3. REVISÃO BIBLIOGRÁFICA
3.1.2. Sistemas de classificação de movimentos de massa
As classificações dos movimentos de massa envolvem uma grande variedade de materiais, processos e fatores condicionantes, resultando em diversas propostas de sistemas de classificação nacional e internacional. A maioria dos sistemas de classificação desenvolvidos
ao longo dos anos foi baseada nas condições geológicas e climáticas regional, tendo aplicabilidade basicamente de caráter local.
Na literatura científica nacional e internacional constam inúmeras propostas para classificação dos movimentos de massa a partir da combinação de diferentes critérios atribuídos à este processo tais como as características associadas ao movimento (velocidade de deformação e tipo do movimento), a natureza do material (teor de umidade, textura, estrutura; geometria e quantidade de massa mobilizada), a geometria do talude e às condições ambientais (climatologia e hidrologia). De um modo geral, o desenvolvimento de sistemas de classificação de movimentos de massa tem grande importância no meio geológico-geotécnico pois permite associar e relacionar os diferentes tipos de movimento com um conjunto de características e seus fatores condicionantes.

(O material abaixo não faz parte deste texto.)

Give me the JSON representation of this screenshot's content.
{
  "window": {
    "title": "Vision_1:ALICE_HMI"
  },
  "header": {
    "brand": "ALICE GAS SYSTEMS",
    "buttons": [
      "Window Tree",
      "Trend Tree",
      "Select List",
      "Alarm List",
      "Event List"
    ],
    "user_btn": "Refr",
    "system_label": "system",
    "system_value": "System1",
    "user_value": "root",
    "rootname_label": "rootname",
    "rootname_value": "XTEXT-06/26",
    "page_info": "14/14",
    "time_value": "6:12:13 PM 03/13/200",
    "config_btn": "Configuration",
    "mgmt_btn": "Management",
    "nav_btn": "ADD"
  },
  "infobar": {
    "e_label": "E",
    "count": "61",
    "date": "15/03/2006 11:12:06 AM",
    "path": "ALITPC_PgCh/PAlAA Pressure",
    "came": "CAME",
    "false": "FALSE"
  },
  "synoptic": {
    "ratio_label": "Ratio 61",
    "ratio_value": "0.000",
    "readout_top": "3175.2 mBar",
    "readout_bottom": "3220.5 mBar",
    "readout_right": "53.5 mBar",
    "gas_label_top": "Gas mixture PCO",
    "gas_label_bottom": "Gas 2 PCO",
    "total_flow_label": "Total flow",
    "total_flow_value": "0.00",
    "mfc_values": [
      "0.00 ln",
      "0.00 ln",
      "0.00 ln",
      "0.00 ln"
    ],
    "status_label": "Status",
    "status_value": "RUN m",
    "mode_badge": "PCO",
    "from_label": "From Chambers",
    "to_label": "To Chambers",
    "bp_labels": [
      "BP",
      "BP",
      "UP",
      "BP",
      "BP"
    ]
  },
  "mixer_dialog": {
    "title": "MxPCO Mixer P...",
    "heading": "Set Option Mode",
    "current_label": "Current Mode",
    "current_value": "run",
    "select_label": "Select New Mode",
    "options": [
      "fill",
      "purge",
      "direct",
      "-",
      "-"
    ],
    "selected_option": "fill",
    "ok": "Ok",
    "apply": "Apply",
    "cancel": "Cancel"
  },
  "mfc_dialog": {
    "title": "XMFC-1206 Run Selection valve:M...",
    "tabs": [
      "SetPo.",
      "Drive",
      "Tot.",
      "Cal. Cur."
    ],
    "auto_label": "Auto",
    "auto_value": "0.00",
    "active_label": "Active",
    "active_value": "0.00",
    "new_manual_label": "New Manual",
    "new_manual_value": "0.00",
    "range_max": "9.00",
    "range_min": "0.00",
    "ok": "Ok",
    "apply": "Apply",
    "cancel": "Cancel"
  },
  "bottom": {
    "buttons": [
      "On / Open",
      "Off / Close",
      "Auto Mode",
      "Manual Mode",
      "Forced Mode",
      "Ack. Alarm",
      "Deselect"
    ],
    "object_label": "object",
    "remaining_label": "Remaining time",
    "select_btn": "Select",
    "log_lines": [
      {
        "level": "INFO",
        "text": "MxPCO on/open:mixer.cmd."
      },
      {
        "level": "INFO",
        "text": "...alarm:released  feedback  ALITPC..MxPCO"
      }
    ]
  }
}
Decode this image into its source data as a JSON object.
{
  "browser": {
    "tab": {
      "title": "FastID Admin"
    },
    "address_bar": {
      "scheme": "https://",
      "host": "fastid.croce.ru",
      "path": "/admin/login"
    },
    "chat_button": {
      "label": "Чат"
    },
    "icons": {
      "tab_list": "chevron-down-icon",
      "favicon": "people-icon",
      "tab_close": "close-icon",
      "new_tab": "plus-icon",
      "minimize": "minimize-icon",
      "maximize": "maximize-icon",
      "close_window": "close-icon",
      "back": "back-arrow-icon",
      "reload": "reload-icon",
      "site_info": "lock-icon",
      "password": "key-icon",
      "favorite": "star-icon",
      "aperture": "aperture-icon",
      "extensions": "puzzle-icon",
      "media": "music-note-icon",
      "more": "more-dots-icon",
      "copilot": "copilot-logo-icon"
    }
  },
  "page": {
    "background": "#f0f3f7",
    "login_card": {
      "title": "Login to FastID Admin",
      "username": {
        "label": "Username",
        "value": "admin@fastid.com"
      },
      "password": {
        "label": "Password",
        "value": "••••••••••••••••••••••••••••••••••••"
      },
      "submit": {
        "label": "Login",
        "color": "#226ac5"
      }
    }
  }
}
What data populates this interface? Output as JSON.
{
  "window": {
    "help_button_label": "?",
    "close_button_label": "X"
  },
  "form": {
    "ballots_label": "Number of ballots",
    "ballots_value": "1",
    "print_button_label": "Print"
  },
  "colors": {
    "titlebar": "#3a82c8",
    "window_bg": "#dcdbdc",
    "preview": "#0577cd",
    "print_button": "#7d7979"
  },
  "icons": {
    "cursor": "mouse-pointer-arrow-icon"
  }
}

Guidicini e Nieble (1976) citam as propostas de sistema de classificação de movimentos de massa elaboradas por Baltzer, Heim, Penck e Molitor que datam do final do século XIX. Estes mesmos autores também mencionam trabalhos do século XX, destacando alguns realizados por Terzaghi, Sharpe, Varnes, Skempton e Hutchinson.
Sharpe (1938) propôs um sistema de classificação em que considera como parâmetros a velocidade do movimento, o tipo do material (solo ou rocha) e a quantidade de água ou gelo atuante nesse processo (GUIDICINI; NIEBLE, 1976), como apresenta a Figura 3.1. O trabalho de Sharpe (1938) foi amplamente difundido e precursor para inúmeros sistemas de classificação, apresentando como principal vantagem a sua simplicidade e o seu caráter genérico na identificação dos tipos de movimentos.
Figura 3.1 – Classificação dos movimentos de massa segundo Sharpe (1938). Fonte: Guidicini e Nieble (1976).
Baseado no trabalho de Sharpe (1938), Varnes (1978) elaborou um sistema de classificação bem simples para os movimentos de massa no qual utiliza apenas dois critérios para essa classificação: tipo de movimento e tipo de material mobilizado. A classificação proposta por Varnes (1978) é considerada como a classificação oficial da Associação Internacional de Geologia de Engenharia (International Association for Engineering Geology – IAEG), tornando-se modelo para muitos pesquisadores e a mais utilizada internacionalmente.
Tabela 3.4 – Classificação dos movimentos de massa segundo Varnes (1978).
Tipo de movimento
Tipo de material
Rocha Solo
Fino Grosseiro
Quedas De rocha De detritos De terra Tombamentos De rocha De detritos De terra Escorregamento rotacional Abatimento de rocha Abatimento de detritos Abatimento de terra Escorregamento
translacional
Poucas unidades De blocos rochosos De blocos de detrito De blocos de terra Muitas unidades De rocha De detritos De terra Expansões laterais De rocha De detritos De terra Corridas/escoamentos De rocha De detritos De terra Complexo combinação de dois ou mais tipos de
movimentos
Fonte: Traduzido e adaptado de Varnes (1978).
Hutchinson (1988) propôs um sistema de classificação de movimentos de massa fundamentada na morfologia da massa em movimento e em aspectos relacionados ao tipo de material, ao mecanismo de ruptura, à velocidade do movimento, às condições de pressão neutra e às características do solo. A proposta de classificação apresentada por Hutchinson (1988) foi baseada na classificação de Varnes (1978), abrangendo todos os tipos de movimentos de solo e rocha, sendo considerada uma das classificações mais complexas e completas até o momento. A classificação de Hutchinson (1988) divide o movimento de massa em alívio de tensões, rastejo, rompimento de taludes de montanha, escorregamentos, fluxo de detritos, tombamentos, quedas e movimentos complexos de talude.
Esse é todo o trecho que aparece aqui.